Mr. Resch’s 73-page report is full of catchy conclusions and omissions.

The average age of a collector is 59; men represent 71% of the sample. The United States has 25% of the world’s contemporary art collectors, by far the largest proportion, followed by Germany with 8% and Britain and China with 7% each. Switzerland, home to Art Basel, the world’s largest contemporary art fair, does not feature in the report’s top 10 collecting countries, nor does Russia.

“Switzerland has a huge collector base, but it’s not visible,” Resch said. “These guys just don’t talk about their collections.” Rich Russians are also tight-lipped on this topic, at least to compilers of art market reports.

According to Larry’s List, the number of private museums of contemporary art is increasing. They are now 350 in 46 countries. The United States leads with 48; Germany has 45; and China 17, including six in Beijing alone.
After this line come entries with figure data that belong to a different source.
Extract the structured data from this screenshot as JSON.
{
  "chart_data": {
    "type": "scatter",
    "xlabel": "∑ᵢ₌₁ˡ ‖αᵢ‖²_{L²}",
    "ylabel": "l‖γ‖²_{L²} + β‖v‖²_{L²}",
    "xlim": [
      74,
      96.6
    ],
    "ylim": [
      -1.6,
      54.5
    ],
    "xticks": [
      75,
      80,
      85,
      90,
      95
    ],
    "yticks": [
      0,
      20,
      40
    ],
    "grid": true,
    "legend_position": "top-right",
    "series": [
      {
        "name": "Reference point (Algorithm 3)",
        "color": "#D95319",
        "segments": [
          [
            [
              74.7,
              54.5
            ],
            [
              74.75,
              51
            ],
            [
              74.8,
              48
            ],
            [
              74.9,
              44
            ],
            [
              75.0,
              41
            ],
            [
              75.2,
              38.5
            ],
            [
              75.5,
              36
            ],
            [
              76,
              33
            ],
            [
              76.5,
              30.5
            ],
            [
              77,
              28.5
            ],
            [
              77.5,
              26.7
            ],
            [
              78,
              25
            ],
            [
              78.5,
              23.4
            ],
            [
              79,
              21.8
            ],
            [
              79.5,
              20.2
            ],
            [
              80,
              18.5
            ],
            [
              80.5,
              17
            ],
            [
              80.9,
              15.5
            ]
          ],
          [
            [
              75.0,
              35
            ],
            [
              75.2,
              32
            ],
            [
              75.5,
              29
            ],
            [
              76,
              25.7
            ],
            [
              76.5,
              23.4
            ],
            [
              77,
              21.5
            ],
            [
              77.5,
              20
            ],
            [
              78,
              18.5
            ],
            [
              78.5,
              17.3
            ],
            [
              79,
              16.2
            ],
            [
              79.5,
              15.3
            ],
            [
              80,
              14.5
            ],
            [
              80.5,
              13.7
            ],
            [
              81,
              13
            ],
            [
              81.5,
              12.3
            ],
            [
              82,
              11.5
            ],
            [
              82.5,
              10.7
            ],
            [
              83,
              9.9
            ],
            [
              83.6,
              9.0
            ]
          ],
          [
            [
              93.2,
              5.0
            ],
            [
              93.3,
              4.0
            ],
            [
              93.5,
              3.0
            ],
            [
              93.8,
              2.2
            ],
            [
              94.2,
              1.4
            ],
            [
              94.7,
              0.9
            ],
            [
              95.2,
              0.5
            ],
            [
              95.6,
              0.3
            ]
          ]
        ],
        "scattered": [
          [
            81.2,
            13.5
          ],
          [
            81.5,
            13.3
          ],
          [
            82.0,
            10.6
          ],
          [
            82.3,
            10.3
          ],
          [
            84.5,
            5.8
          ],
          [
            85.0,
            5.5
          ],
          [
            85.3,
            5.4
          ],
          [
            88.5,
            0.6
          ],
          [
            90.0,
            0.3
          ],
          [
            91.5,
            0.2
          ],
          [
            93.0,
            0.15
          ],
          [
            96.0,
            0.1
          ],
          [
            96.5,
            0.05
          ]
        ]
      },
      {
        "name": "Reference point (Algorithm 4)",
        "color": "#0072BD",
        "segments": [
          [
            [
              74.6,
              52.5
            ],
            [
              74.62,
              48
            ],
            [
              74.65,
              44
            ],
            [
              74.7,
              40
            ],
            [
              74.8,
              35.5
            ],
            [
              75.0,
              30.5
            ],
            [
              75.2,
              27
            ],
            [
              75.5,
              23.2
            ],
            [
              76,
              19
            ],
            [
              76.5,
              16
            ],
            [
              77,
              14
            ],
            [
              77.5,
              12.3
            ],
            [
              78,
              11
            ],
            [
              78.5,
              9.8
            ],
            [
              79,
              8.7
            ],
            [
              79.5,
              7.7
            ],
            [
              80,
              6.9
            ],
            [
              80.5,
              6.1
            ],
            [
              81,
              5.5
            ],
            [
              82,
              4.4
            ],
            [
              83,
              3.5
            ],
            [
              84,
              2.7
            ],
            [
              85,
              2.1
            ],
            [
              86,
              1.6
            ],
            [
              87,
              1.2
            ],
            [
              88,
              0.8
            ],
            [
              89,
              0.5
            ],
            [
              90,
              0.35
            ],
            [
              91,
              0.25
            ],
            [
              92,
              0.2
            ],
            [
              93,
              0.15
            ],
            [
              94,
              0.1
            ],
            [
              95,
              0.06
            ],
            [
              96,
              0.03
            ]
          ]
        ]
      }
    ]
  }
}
Tax breaks in the United States and Germany, and some other countries, have encouraged collectors to build publicly accessible museums, although notions of accessibility can vary wildly. Probably the grandest example of 2015 is The Broad, a 120,000-square-foot museum in Los Angeles that will feature billionaire Eli Broad’s private collection. It’s slated to open in the fall.

But collectors are also involved in museums, private or public, because they want the chance to buy the most desirable new art. They are aware that commercial galleries give preferential status to collectors who exhibit works to the public.

“That’s one of the reasons why I’m with my museum,” said François Odermatt, a contemporary art collector in Montreal, where he is one of the partners and a major exhibitor of the Arsenal public gallery. “It gave me great access to amazing works from dealers.”